Petroleum Economics and Policy Solutions
Petroleum Economics and Policy Solutions (PEPS), part of IHS Markit’s client subscription based Energy Portal, is a web based service for benchmarking country specific risk ratings and rankings relevant to the petroleum industry. It enjoys a solid reputation in terms of data accuracy and reliability, but subscribers frequently report difficulties actually finding pertinent ratings and rankings, and of poor navigability in general - a consequence of the technology-first approach taken on the portal’s initial implementation.

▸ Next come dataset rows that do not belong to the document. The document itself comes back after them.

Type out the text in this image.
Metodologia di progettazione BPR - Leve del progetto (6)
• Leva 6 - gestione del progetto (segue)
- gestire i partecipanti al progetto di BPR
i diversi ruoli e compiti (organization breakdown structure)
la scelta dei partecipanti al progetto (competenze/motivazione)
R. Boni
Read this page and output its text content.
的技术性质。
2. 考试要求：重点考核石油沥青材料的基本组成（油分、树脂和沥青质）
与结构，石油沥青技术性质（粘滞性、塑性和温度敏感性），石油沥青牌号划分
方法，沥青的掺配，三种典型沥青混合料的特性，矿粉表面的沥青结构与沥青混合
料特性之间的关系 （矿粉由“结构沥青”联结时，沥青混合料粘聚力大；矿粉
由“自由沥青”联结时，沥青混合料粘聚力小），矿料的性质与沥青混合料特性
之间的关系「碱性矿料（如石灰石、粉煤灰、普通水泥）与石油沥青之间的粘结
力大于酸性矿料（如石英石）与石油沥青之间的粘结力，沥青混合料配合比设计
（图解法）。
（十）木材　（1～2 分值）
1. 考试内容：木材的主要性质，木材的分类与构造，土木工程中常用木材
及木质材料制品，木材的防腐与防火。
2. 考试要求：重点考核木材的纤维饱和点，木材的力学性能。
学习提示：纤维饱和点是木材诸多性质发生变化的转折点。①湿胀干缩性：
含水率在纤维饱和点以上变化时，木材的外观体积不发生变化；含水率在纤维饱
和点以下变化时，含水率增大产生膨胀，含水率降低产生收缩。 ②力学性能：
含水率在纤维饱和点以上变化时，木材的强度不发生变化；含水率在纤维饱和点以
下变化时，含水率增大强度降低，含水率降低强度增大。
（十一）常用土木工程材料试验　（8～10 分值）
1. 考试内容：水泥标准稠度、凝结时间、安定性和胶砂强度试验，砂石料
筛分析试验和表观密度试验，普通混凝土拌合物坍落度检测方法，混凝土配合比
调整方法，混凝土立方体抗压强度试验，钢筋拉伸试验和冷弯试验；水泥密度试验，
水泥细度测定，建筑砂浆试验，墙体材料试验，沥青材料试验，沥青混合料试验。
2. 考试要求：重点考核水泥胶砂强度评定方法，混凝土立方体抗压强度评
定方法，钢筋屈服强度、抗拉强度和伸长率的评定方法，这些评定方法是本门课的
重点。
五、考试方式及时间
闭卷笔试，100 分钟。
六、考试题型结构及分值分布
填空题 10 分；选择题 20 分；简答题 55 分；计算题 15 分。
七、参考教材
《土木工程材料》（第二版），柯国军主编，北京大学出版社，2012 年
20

Challenges and Opportunities
While PEPS’s competitors do not offer the same breadth of benchmarking background and are considered less solid in general, both feature superior data presentation and navigation paths. This situation leaves PEPS vulnerable to subscriber migration to more well-presented and therefore less time-consuming services.
We set out to address that threat, specifically the following facets:
Poor information architecture and unclear navigation structures make information hard to find.
Once found, the information presentation itself is poorly structured and therefore hard to consume.
PEPS has crosslinks to other services under the Energy Portal umbrella, which poses certain problems. Consumers who do not subscribe to these other services are left with dead ends. Those with universal access to the linked offerings still face unclear return paths. Neither experience inspires much confidence in the PEPS offering.
The Project and my Role
The PEPS offering and its reputation of reliability have been around since 1993, which helps to explain why PEPS’s newly appointed product manager - previously a consumer of the product in a business analyst role - encountered understandable cautiousness when proposing changes his internal stakeholders found hard to envision and feared to be too drastic.
At the same time, the product needed a deeper approach than a mere facelift.
As user experience architect on the project I therefore provided initial consultation on improvements to information architecture and interaction patterns, and confirming via user tests that a new solution would align better to consumer goals. My objective was to ready the refactored IA and high level interaction concept for a UI design group to take over and implement as they deemed fit, without my being overly prescriptive. This had to fit a short timeframe: UXA deliverables had to be selective, purposeful, sparse and to the point.
Deliverables
Diagrams of PEPS’s existing and new information architecture to ensure that crucial user experience architecture elements do not get compromised.
Documented analysis of status-quo navigation and interaction paths to provide a rationale for refactoring.
Clickable, interactive mockup geared to a few, typical wayfinding exercises with authentic users.
Existing Information Architecture
The following diagram illustrates how PEPS fits under IHS Markit’s Energy Portal umbrella with common login (annotation 1), alongside fifteen other information service offerings (2). The five services to which PEPS has direct crosslinks are highlighted (3); the remainder is shown ghosted. PEPS’s own home. page content (4) is currently presented in the form of summary headings (represented by the four-tile symbol), body text, tables, and occasionally, graphic charts.
Analysis / Critique of Current Presentation and Navigation Paths
The following summarises potentially problematic areas the exisiting navigation structure. Even where navigation and wayfinding is not compromised outright, some navigation flows, control patterns and overall layout fail to convey a general sense of ease, authority, reliability and un-fussiness. In other words, while users may not run into manifest fundability problems the ‘big picture’ is conducive to an overall impression of a lack of finesse.
This subscription is expensive! Give people not just their money’s worth, but end-to-end reassurance that it is never misspent. It’s the equivalent of the confidence inspiring thud of the closing BMW door (which engineers and designers at that manufacturer unquestionably research thoroughly), and the smooth handling and acceleration that give the visceral sense of uncompromised quality. These things are not chance artifacts. Nor should 21st-century software behaviour be!
Three Interaction Design Schemes, and Data Comparison Studies
Selection of Wireframes from Interactive Mockup
This is a further exploration of the dashboard-drilldown concept. Top-level rankings and ratings of a geographical region of interest is presented alongside a newsfeed and pertinent financial trends. If this is the information subscribers look for first and foremost, don’t have them hunt for it.
Retractable Navigation Panel and Numerical Ratings / Rankings Presentation on Hover
Pull out the navigation tool when needed; retract when done to focus on the information. Get an overall sense of country risk ratings by category from the depth of (monochrome!) hue first, and review exact numbers by hovering over a tile of interest. Click a country to view the top level rating plus three subcategory ratings (not shown); drill down further from here.